The 15min Customer Discovery Call

DW #74🟡

When you’re first thinking about starting a business, there are many things to consider.

How will I make money? Who will build the website for me? When can I quit my job? Will I have to post cringey TikToks to get rich? What will my mom think?

All are worthy of ~some~ thought. But the most important thing to ask is who will actually pay me if I build this? Is their problem really painful enough to be worth paying me money if I can solve it?

Many forget to ask.

Some make it past building the website, quitting the job, posting the cringey TikToks, and telling mom before really thinking about it (that was me in my first startup). It’s hard to make money that way.

The most important thing to do early on is to deeply, deeply understand your target customer and the problem(s) they’re trying to solve. Ideally understand them better than anyone else on the planet. Better than they understand themselves.

How does one even begin to do this? By doing customer discovery interviews. Many of them. Here’s how:

What is a Customer Discovery Interview?

A customer discovery interview is exactly what it sounds like. It’s a structured conversation with a potential target customer to try and understand their needs, paint points, and behaviors.

Your ultimate goal in conducting these is to validate your assumptions about the problem and its potential solutions before actually developing a product or solution.
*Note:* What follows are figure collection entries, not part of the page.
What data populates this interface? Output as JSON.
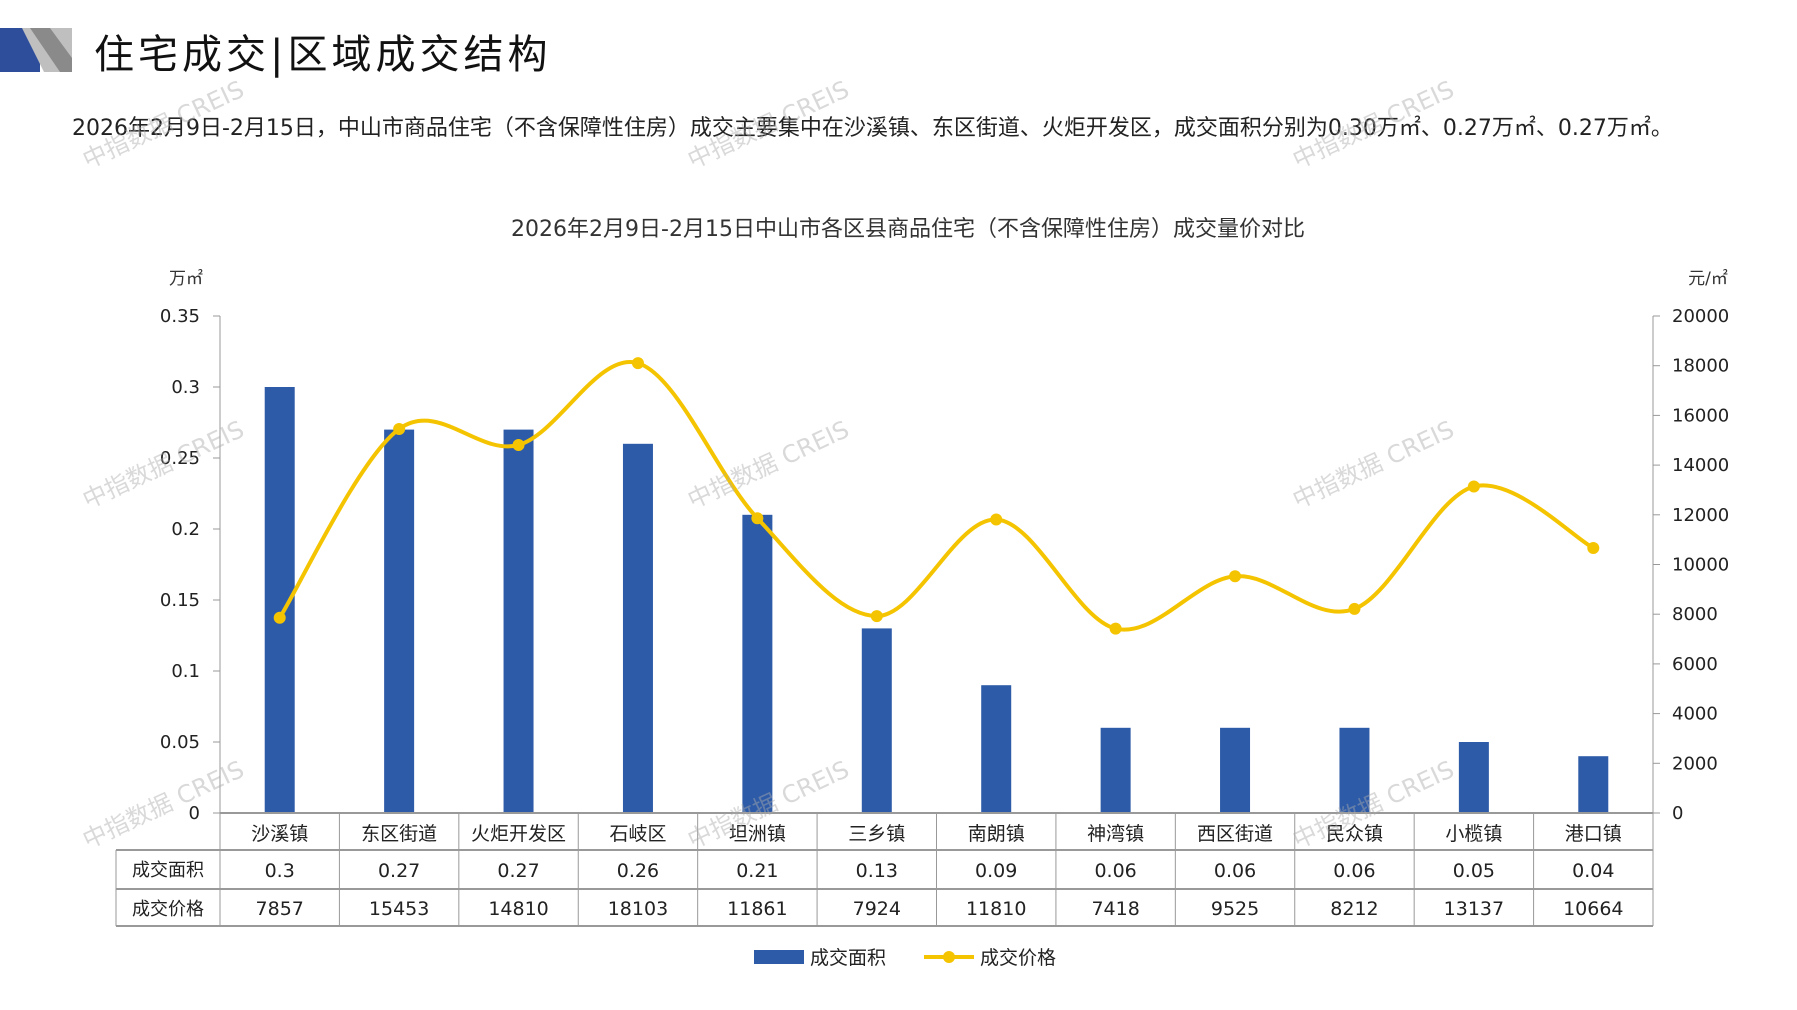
{
  "header": {
    "title": "住宅成交|区域成交结构"
  },
  "summary": "2026年2月9日-2月15日，中山市商品住宅（不含保障性住房）成交主要集中在沙溪镇、东区街道、火炬开发区，成交面积分别为0.30万㎡、0.27万㎡、0.27万㎡。",
  "watermark": "中指数据 CREIS",
  "colors": {
    "bar": "#2E5BA8",
    "line": "#F5C400",
    "axis": "#999999"
  },
  "chart_data": {
    "type": "bar+line",
    "title": "2026年2月9日-2月15日中山市各区县商品住宅（不含保障性住房）成交量价对比",
    "ylabel_left": "万㎡",
    "ylabel_right": "元/㎡",
    "ylim_left": [
      0,
      0.35
    ],
    "yticks_left": [
      "0",
      "0.05",
      "0.1",
      "0.15",
      "0.2",
      "0.25",
      "0.3",
      "0.35"
    ],
    "ylim_right": [
      0,
      20000
    ],
    "yticks_right": [
      "0",
      "2000",
      "4000",
      "6000",
      "8000",
      "10000",
      "12000",
      "14000",
      "16000",
      "18000",
      "20000"
    ],
    "categories": [
      "沙溪镇",
      "东区街道",
      "火炬开发区",
      "石岐区",
      "坦洲镇",
      "三乡镇",
      "南朗镇",
      "神湾镇",
      "西区街道",
      "民众镇",
      "小榄镇",
      "港口镇"
    ],
    "series": [
      {
        "name": "成交面积",
        "type": "bar",
        "axis": "left",
        "values": [
          0.3,
          0.27,
          0.27,
          0.26,
          0.21,
          0.13,
          0.09,
          0.06,
          0.06,
          0.06,
          0.05,
          0.04
        ]
      },
      {
        "name": "成交价格",
        "type": "line",
        "axis": "right",
        "values": [
          7857,
          15453,
          14810,
          18103,
          11861,
          7924,
          11810,
          7418,
          9525,
          8212,
          13137,
          10664
        ]
      }
    ],
    "legend_position": "bottom",
    "data_table": true
  }
}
Otherwise you run the cumbersome risk of building something no one really needs… and that’s how businesses die.

Specifically, your goal should be to find as many people in your target audience as possible (5 at the minimum, ideally closer to 20, more is better) and achieve the following thru these interviews:

  • Identify Problems: Understand the challenges customers face and whether these problems are significant enough to warrant solving.

  • Validate Assumptions: Test your hypotheses about the target market, customer personas, and product-market fit.

  • Gather Insights: Learn about customers' workflows, existing solutions they use, and their willingness to adopt new ones.

  • Reduce Risk: Avoid building products that lack market demand by basing decisions on real-world feedback.

What to Ask In A 15-min Customer Interview?

When you’re interviewing a potential customer, the questions really depend on how much time you have — obviously if you have an hour to talk, then you can go super in-depth. But the longer the interview, the less likely you’ll be able to convince someone to take the call, most people simply don’t have the time.

That’s why I like to start with a super short list of 4 questions that can be answered in 15 min or less, then use them to dig deeper.

The 4-question, 5-minute discovery interview:

1) What does your typical week look like as a {Job Title}? Whats the pie chart of how you spend your time in a week?

2) What are your primary goals [as a {Job Title}] or [with regards to {Focus Area}]? What are the most important metrics you're tracking?

3) What are your biggest barriers / obstacles getting in the way of achieving those goals & metrics?

4) If you could wave a magic wand, what do you wish someone could build for you as a [as a {Job Title}] or [with regards to {Focus Area}]? And what would that thing enable you to do?

I’ve found this to be the fewest possible questions you can ask to gain sufficient insight. It’s concise enough to avoid muddying the waters and leave most of the talking to them.

Often times I’ve found if your questions are too specific you can lead the interviewee into giving you answers you want to hear. The goal again is to mitigate risk, and the best way to do this is to be as objective as possible. This framework helps me do that.

The ideal format here for me is a 15min interview.

Ideally over Zoom, but a phone call will suffice. 15min is short enough that most people can’t say no, long enough to at least get a bit of insight. And if you can’t do that it’s short enough to send via email and ask for async answers if you have to.

Other Customer Interview Tips & Tools

Now an interview this brief won’t give you all the deep, specific answers to questions around your product. But it will give you a starting point.

It will show you who your customer is, how they spend their time, outline their top priority problems, and give clues as to what they think would be worth paying for to solve them.

When we pivoted Uptrends we probably did 25 interviews just like this. You do enough of them with your suspected target market and you start to hear the same things.

We ultimately came up with 10-12 new business ideas from this process that were different from our original hypothesis, and ruled out all but one of them — I wrote quite a bit about that here and here.

So I guess outside the interview itself there are some other things to think about:

  • How do I find people to interview for my startup

  • Once I’ve done 10, 20, 30 interviews, what do I do with the data?

  • How do I know when to pivot vs. proceed?

  • What about subsequent, deeper, longer-form interviews?

These are all great questions, and I intend to write about each of them and come back and hyperlink them here eventually. For now, here are some great books and resources for learning more about customer discovery interviews in more depth:

If you glean anything from this post, I hope it’s that you should start by finding out if what you’re building is worth money, before you build it. To do that, you need to talk to people, and you need to ask them the right questions, but not take up so much of their time that they won’t meet you in the first place. Hope this helps.